Use of traditional lime-cement binders on stabilizing soft sensitive clays pose a significant challenge for the construction sector to reach Finland’s carbon neutrality goals by 2030. Traditional stabilization recipes consisting of cement as binders contributing significantly to CO₂ emissions ($\cong$ 500 kg CO₂ eq./ton in deep mixing alone). This laboratory study explores the feasibility of achieving near carbon-negative stabilization of soft clay leveraging accelerated CO₂ curing (ACC) in biochar (BC) enhanced cementitious composites. BC, a by-product of the biofuel industry, is used as partial replacement of cement (0 %, 10 %, and 50 % of binder) in developing precast cementitious piles.
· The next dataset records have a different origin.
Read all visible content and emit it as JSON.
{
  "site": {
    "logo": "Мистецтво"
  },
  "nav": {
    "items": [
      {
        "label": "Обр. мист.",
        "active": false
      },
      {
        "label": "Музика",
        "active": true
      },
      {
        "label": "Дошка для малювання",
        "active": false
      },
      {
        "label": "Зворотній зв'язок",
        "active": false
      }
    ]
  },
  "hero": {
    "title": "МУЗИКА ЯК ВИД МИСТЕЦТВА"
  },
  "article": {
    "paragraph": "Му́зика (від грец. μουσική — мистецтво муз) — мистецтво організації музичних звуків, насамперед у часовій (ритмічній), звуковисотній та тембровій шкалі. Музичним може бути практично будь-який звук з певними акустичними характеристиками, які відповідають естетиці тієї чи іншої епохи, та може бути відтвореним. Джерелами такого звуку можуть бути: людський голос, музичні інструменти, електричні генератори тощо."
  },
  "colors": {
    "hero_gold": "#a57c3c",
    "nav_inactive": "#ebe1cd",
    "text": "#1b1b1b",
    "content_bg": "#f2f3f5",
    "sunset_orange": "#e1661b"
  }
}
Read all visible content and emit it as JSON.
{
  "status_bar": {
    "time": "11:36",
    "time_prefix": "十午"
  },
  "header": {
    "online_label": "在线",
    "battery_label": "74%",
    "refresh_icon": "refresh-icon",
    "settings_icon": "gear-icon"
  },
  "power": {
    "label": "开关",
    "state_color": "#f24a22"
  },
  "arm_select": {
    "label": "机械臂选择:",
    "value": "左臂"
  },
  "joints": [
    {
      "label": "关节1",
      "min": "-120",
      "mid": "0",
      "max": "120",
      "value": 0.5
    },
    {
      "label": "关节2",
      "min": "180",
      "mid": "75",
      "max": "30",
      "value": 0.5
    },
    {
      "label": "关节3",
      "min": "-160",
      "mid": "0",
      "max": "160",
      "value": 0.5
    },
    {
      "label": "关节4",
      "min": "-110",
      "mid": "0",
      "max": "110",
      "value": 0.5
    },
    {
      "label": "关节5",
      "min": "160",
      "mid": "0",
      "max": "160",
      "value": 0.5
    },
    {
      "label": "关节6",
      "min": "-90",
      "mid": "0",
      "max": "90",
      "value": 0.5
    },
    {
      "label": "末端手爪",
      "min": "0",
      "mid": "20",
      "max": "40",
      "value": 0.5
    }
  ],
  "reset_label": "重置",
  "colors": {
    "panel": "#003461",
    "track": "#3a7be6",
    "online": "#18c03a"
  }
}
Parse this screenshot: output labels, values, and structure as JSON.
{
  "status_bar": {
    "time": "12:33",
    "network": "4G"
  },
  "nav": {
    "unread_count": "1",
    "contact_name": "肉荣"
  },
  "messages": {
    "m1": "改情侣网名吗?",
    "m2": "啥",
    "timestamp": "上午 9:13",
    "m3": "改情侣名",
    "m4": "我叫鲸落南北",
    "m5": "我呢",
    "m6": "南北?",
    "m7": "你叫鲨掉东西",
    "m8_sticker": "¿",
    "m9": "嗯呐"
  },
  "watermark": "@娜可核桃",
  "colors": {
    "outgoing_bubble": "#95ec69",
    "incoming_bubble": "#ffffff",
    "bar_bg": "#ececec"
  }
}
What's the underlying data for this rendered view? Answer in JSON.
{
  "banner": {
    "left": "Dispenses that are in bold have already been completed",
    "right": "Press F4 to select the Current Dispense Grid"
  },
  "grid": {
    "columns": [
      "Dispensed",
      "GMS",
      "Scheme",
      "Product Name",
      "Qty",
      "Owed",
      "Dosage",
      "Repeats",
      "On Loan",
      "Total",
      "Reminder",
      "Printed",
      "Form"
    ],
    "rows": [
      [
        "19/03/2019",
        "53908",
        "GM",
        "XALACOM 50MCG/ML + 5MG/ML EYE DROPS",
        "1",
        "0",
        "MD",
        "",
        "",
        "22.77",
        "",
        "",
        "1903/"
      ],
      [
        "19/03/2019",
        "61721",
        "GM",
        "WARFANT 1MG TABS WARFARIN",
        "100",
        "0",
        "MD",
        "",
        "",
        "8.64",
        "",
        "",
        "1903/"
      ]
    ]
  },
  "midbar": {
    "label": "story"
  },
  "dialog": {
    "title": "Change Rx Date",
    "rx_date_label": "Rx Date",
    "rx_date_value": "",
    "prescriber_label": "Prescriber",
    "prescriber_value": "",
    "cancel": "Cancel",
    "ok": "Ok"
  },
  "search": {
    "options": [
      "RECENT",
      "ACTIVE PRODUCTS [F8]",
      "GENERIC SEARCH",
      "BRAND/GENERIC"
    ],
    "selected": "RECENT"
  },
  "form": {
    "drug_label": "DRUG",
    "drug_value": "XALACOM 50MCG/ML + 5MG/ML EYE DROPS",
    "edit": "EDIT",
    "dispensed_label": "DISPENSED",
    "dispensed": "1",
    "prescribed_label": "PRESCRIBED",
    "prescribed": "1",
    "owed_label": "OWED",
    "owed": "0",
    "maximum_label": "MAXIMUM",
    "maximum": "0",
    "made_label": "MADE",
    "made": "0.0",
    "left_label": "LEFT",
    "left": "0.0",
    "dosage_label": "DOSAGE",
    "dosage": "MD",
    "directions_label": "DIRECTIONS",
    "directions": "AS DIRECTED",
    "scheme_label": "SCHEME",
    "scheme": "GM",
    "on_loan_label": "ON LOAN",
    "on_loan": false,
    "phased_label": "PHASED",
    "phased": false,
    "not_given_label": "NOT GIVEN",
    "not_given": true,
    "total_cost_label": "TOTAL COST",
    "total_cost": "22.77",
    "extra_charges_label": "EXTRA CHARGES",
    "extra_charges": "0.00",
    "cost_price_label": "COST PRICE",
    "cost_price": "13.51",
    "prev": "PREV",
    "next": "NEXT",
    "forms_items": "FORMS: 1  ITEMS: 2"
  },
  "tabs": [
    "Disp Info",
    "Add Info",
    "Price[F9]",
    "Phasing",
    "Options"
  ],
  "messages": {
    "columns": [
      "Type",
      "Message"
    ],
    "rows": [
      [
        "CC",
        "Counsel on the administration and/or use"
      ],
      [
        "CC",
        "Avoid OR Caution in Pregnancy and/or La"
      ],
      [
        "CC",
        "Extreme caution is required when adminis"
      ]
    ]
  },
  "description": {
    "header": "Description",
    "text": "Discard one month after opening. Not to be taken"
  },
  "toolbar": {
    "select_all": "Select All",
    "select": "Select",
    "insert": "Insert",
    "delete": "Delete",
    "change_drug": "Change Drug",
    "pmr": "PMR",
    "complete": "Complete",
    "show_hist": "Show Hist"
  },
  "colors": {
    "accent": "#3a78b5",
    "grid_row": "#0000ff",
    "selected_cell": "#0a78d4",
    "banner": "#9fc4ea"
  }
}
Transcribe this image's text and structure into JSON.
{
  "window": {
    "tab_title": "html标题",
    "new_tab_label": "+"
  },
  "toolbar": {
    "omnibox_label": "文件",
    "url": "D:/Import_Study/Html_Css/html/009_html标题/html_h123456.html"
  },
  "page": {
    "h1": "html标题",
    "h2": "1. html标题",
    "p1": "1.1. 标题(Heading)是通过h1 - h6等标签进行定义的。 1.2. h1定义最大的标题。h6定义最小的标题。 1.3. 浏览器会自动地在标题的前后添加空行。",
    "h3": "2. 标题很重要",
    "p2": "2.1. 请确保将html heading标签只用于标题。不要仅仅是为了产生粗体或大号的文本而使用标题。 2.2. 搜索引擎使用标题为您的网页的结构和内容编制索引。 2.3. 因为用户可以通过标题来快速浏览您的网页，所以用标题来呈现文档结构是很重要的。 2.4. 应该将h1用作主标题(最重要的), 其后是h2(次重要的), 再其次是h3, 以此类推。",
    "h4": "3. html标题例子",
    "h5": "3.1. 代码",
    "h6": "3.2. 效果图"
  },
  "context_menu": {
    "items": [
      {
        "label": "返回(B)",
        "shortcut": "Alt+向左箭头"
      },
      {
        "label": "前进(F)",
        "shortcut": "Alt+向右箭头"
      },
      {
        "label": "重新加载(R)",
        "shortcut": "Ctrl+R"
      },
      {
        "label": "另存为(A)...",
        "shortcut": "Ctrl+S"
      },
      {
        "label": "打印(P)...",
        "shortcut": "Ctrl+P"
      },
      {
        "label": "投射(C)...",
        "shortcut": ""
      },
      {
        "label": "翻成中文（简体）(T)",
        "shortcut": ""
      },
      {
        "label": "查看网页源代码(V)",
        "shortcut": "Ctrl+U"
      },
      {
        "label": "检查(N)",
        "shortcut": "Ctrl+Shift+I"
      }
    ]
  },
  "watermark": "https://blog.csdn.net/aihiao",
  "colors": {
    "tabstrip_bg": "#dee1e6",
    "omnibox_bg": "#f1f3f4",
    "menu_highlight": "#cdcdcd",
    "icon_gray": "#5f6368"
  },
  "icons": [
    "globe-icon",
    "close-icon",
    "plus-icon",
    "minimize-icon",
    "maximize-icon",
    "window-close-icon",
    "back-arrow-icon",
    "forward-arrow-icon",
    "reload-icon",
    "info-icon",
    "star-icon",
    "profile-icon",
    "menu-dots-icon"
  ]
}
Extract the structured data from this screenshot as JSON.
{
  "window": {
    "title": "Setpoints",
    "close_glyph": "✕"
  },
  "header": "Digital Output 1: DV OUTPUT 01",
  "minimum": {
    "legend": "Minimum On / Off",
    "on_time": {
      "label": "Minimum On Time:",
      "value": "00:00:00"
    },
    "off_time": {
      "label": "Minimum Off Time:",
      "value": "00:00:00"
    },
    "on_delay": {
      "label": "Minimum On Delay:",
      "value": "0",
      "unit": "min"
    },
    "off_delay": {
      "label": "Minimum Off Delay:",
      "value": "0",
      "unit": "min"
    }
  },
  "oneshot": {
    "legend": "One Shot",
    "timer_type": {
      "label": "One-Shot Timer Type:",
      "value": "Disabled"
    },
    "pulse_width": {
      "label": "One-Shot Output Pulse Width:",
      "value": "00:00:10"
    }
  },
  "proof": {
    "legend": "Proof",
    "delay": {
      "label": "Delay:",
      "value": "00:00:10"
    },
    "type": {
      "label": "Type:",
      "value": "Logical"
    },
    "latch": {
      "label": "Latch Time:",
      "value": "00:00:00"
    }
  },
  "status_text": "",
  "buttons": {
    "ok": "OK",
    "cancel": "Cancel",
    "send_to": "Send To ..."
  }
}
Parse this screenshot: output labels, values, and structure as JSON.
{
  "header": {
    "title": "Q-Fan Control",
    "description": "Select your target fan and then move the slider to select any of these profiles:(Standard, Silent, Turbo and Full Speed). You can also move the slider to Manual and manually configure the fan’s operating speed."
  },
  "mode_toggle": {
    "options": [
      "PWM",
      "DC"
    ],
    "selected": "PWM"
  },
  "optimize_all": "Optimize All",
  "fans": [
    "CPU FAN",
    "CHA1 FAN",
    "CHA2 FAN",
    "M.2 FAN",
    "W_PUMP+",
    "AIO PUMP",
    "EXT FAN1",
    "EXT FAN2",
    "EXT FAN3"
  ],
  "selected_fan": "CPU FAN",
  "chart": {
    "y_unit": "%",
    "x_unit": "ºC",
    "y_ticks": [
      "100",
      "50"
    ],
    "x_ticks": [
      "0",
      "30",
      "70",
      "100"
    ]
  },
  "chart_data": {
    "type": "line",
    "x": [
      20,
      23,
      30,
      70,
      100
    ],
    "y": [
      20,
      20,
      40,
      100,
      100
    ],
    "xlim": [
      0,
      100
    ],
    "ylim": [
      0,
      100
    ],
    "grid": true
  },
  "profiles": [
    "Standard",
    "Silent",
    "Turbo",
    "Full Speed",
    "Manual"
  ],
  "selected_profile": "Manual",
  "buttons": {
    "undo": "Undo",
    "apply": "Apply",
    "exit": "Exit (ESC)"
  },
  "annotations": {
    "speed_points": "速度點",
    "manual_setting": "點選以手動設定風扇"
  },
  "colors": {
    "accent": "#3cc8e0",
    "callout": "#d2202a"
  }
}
One non-carbonated treatment and two ACC treatments are employed to assess their uniaxial compressive strength, thermogravimetric properties and CO₂ sequestration capacity. The results demonstrate that synergistic effects of using BC with ACC not only enhances the compressive strength of the composites but also promotes CO₂ uptake due to formation of stable carbonates. BC due to its surface functional groups, honeycomb porous structure, and hydrophilicity facilitated uniform CO₂ diffusion in the clay matrix and likely improved internal curing. In ACC treated composites, the replacement of 50 % of cement with BC resulted in sufficient load-bearing capacity (≥50 kPa as per Finnish Guidelines) for both shallow and deep clay layers, making a suitable subgrade media for many types of geotechnical applications. The measured bound CO₂ increased gravimetrically from 2 % to 41 % when cement was partially replaced by BC. In case of non-carbonated samples, 10 % partial replacement of BC provided high strength ($\ge 200kPa$). Life Cycle Assessment (LCA) of a case study of utilizing BC stabilized clay in deep mixing operations can potentially reduce net carbon emissions to −50 kg CO₂ eq./ton.